God. Okay. This isn’t that bad. There’s actually nothing wrong, actually. What’s wrong, Cath? Nothing.
She felt tight everywhere. Snapping. And her stomach was on fire.
She took out her phone and wondered what Wren was doing. Probably choreographing dance sequences to Lady Gaga songs. Probably trying on her roommate’s sweaters. Probably
not
sitting on a toilet, eating an almond-flaxseed bar.
Cath could call Abel … but she knew he was leaving for Missouri Tech tomorrow morning. His family was throwing him a huge party tonight with homemade tamales and his grandmother’s coconut
yoyos
—which were so special, they didn’t even sell them in the family bakery. Abel worked in the
panadería,
and his family lived above it. His hair always smelled like cinnamon and yeast.… Jesus, Cath was hungry.

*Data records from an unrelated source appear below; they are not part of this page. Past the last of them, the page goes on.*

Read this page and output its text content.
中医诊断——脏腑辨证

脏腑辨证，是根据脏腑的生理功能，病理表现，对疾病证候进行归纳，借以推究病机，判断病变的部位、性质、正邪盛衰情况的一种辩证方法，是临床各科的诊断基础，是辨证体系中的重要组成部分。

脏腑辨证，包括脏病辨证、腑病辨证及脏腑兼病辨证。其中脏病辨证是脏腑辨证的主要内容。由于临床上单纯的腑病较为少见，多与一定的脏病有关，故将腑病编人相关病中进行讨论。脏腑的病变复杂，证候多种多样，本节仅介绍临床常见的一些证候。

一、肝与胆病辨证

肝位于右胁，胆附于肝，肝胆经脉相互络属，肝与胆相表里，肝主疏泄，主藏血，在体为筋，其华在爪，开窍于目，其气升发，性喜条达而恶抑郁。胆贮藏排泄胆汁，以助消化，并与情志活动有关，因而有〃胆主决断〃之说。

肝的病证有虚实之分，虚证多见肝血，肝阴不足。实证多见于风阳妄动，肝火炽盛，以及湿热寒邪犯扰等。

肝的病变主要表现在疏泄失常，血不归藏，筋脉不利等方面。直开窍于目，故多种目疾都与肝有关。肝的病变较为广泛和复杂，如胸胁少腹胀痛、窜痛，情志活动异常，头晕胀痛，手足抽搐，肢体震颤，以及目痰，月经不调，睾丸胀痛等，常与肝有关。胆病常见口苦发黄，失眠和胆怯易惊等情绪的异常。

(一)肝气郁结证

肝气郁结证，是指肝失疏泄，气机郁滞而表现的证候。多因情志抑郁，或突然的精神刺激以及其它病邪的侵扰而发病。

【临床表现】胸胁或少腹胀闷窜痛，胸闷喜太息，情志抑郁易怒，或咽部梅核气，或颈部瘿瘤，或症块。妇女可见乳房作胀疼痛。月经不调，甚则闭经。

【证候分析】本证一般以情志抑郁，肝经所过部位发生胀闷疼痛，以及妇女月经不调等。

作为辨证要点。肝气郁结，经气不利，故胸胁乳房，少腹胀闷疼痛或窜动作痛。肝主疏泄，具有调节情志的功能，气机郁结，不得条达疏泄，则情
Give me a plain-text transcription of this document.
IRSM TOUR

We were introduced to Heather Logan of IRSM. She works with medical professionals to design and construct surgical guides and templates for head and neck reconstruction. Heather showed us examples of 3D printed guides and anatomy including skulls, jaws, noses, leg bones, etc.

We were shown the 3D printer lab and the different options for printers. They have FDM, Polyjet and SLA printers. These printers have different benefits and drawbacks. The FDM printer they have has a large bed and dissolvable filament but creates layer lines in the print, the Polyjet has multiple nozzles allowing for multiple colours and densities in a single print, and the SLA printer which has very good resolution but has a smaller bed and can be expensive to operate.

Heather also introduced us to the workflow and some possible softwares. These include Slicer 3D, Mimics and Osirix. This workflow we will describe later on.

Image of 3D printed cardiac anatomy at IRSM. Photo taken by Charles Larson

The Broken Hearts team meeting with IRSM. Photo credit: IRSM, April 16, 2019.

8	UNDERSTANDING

She pushed her protein-bar wrapper into the feminine-hygiene box and rinsed off her face before she went back to her room.
Reagan and Levi were walking out, thank God. And
finally.
“See ya,” Reagan said.
“Rock on.” Levi smiled.
Cath felt like collapsing when the door closed behind them.
She grabbed another protein bar, flopped onto the old wooden captain’s chair—she was starting to like this chair—and opened a drawer to prop up her foot.